Seguindo essa linha de pensamento cada mal, cada crime, cada vicio podem ser justificados, não é
porque algo é velho que é bom. Em toda nação, civilização, reino ou sociedade houve corrupção, de todo
tipo, e isso não as torna virtudes. A justificativa da escravidão, seguindo essa lógica louca, deve vir de outro
lugar, não de sua vergonhosa idade. Só resta se basear na Bíblia, mas isso leva a mais embaraço para a
horrenda instituição, pois no contexto israelita o escravo era como um filho, passível de herdar terras se seu
dono não tivesse herdeiros. O escravo tinha direito a família, entrava nessa condição por vontade própria ou
por conquista em batalhas. O tráfico, o sequestro de homens e mulheres na costa da África era punível de
morte segundo a lei de Moises.
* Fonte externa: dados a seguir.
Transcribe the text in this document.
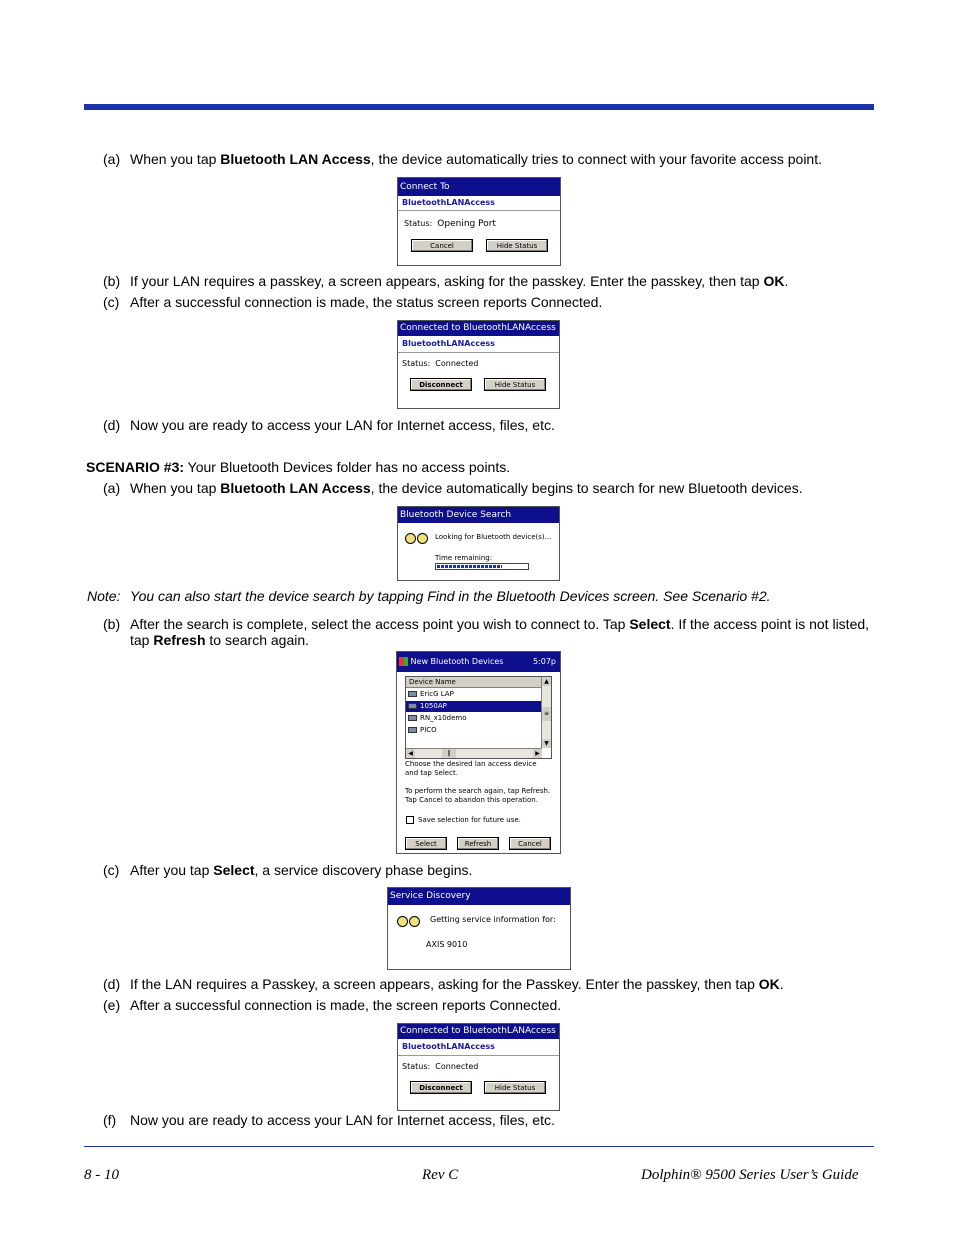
(a) When you tap Bluetooth LAN Access, the device automatically tries to connect with your favorite access point.
Connect To
BluetoothLANAccess
Status: Opening Port
Cancel	Hide Status
(b) If your LAN requires a passkey, a screen appears, asking for the passkey. Enter the passkey, then tap OK.
(c) After a successful connection is made, the status screen reports Connected.
Connected to BluetoothLANAccess
BluetoothLANAccess
Status: Connected
Disconnect	Hide Status
(d) Now you are ready to access your LAN for Internet access, files, etc.
SCENARIO #3: Your Bluetooth Devices folder has no access points.
(a) When you tap Bluetooth LAN Access, the device automatically begins to search for new Bluetooth devices.
Bluetooth Device Search
Looking for Bluetooth device(s)...
Time remaining:
Note: You can also start the device search by tapping Find in the Bluetooth Devices screen. See Scenario #2.
(b) After the search is complete, select the access point you wish to connect to. Tap Select. If the access point is not listed, tap Refresh to search again.
New Bluetooth Devices	5:07p
Device Name
EricG LAP
1050AP
RN_x10demo
PICO
▲
≡
▼
◀	‖	▶
Choose the desired lan access device and tap Select.
To perform the search again, tap Refresh. Tap Cancel to abandon this operation.
Save selection for future use.
Select	Refresh	Cancel
(c) After you tap Select, a service discovery phase begins.
Service Discovery
Getting service information for:
AXIS 9010
(d) If the LAN requires a Passkey, a screen appears, asking for the Passkey. Enter the passkey, then tap OK.
(e) After a successful connection is made, the screen reports Connected.
Connected to BluetoothLANAccess
BluetoothLANAccess
Status: Connected
Disconnect	Hide Status
(f) Now you are ready to access your LAN for Internet access, files, etc.
8 - 10	Rev C	Dolphin® 9500 Series User’s Guide
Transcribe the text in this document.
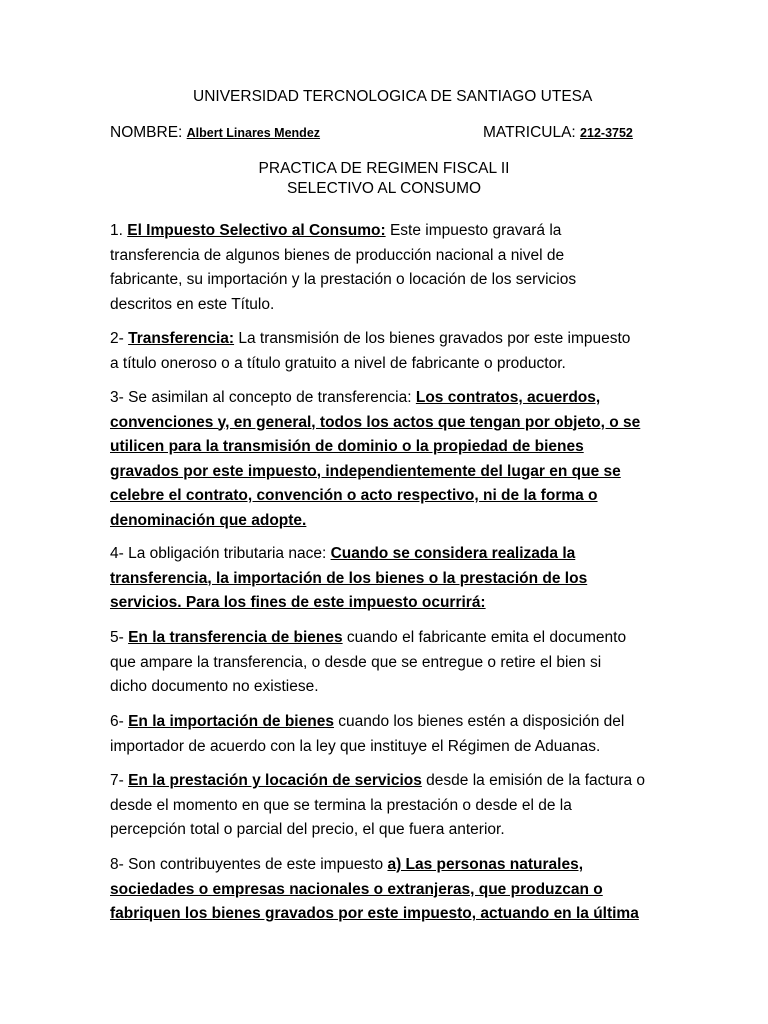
UNIVERSIDAD TERCNOLOGICA DE SANTIAGO UTESA
NOMBRE: Albert Linares Mendez	MATRICULA: 212-3752
PRACTICA DE REGIMEN FISCAL II
SELECTIVO AL CONSUMO
1. El Impuesto Selectivo al Consumo: Este impuesto gravará la
transferencia de algunos bienes de producción nacional a nivel de
fabricante, su importación y la prestación o locación de los servicios
descritos en este Título.
2- Transferencia: La transmisión de los bienes gravados por este impuesto
a título oneroso o a título gratuito a nivel de fabricante o productor.
3- Se asimilan al concepto de transferencia: Los contratos, acuerdos,
convenciones y, en general, todos los actos que tengan por objeto, o se
utilicen para la transmisión de dominio o la propiedad de bienes
gravados por este impuesto, independientemente del lugar en que se
celebre el contrato, convención o acto respectivo, ni de la forma o
denominación que adopte.
4- La obligación tributaria nace: Cuando se considera realizada la
transferencia, la importación de los bienes o la prestación de los
servicios. Para los fines de este impuesto ocurrirá:
5- En la transferencia de bienes cuando el fabricante emita el documento
que ampare la transferencia, o desde que se entregue o retire el bien si
dicho documento no existiese.
6- En la importación de bienes cuando los bienes estén a disposición del
importador de acuerdo con la ley que instituye el Régimen de Aduanas.
7- En la prestación y locación de servicios desde la emisión de la factura o
desde el momento en que se termina la prestación o desde el de la
percepción total o parcial del precio, el que fuera anterior.
8- Son contribuyentes de este impuesto a) Las personas naturales,
sociedades o empresas nacionales o extranjeras, que produzcan o
fabriquen los bienes gravados por este impuesto, actuando en la última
O silencio de Cristo sobre esse assunto é simples de se resolver: se seguissem
seus ensinamentos, se o sermão da montanha fosse de fato colocado em prática, se a ética do Reino de Cristo
fosse implantada não haveria espaço, sequer na mente dos homens, para a escravidão.
Outros ainda ousam dizer que ao defenderem a escravidão, defendem os direitos do senhor de
escravos, afirmando que o governo não poderia interferir na propriedade dos senhores de terra, que isso seria
uma violação a seus direitos de liberdade, uma vez comprado o senhor não poderia perder um bem que ele
mesmo conquistou.
Mas tal lógica louca não sobrevive à realidade: os direitos de um indivíduo vão até o limite dos
direitos de outro indivíduo. Não posso usar meu direito à liberdade de expressão pichando a casa do meu
vizinho, roubando assim o direito de propriedade dele. Não posso usar meu direito de ir e vir para tirar a vida
de uma pessoa. Os direitos dos senhores de terra deviam ir até o limite dos direitos dos escravos, e esse
limite foi ultrapassado, inúmeras vezes.
Pelas diversas provas apresentadas e por outras infinitas mais a escravidão deveria ter sido abolida
em 1888 por causa do Direito a propriedade e pelo bem da Religião e da alma do servo e do senhor.
Todos concordamos que a escravidão é moralmente errada, mas precisamos conhecer a profundidade
dessa corrupção para que ela permaneça abolida, até o fim da eternidade.